March corn ended down 10 3/4 cents at US$3.56 per bushel, May corn ended down 11 cents at US$3.64 1/2 and July corn ended down 11 cents at US$3.74 1/2.
The market's slide came despite a government supply-and-demand report Wednesday morning that many analysts considered slightly friendly. The U.S. Department of Agriculture report cut ending stocks due to a projected 100-million-bushel increase in ethanol usage.
The report prompted modest gains at the open that failed to hold.
Central State Commodities President Jason Britt said the report projections were friendly for corn but not enough to make the market "rock and roll."
"They're friendly, but the reality of it is we're still dealing with a carryout of 1.740 (billion bushels), that's still enough corn for right now," Britt said.
Shawn McCambridge, senior grains analyst for Prudential Bache, said the USDA's increased projection for ethanol demand was "suspect."
"It seems to be a bit anticipatory rather than something we see in the market at this time," he said.
Traders and analysts added that technically the market was overbought after recent gains.
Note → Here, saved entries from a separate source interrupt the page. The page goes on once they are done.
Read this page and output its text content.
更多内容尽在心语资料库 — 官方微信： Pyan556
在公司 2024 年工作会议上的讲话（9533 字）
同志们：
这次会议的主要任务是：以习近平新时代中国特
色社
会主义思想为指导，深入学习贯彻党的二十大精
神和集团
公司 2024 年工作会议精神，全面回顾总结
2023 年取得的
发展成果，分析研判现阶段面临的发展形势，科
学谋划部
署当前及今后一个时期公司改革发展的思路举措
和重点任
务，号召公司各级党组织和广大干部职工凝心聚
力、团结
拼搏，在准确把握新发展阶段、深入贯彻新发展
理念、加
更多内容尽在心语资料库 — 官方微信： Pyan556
The market climbed 14 cents in the May contract Monday and Tuesday.
The fact that corn couldn't hold a rally after a friendly USDA supply-and-demand report discouraged market bulls, technical analyst Jim Wyckoff said.
"When a market cannot rally amid fresh bullish fundamental news, that's a bearish psychological clue," Wyckoff said.
Crude oil, which had helped fuel the market's recent strength, reversed course Wednesday, adding pressure to corn.
Analysts also noted that the USDA report was not as supportive as it might have initially appeared to some traders, given that it also included an increase in world ending stocks to 144.6 million metric tonnes from 136.7 million.
Still, Britt said that if the ethanol market is stabilizing as the USDA report seemed to indicate, that would make it easier to be bullish on corn.
CBOT oats futures were lower. March oats ended down 6 1/4 cents at US$1.74 3/4 per bushel, May oats settled down 6 3/4 cents at US$1.81 3/4, and July oats were down 6 3/4 cents at US$1.90 3/4. The USDA supply-and-demand report left oats ending stocks unchanged.
Ethanol futures were lower. May ethanol was down US$0.023 at US$1.530 a gallon, and June ethanol was down US$0.030 at US$1.540.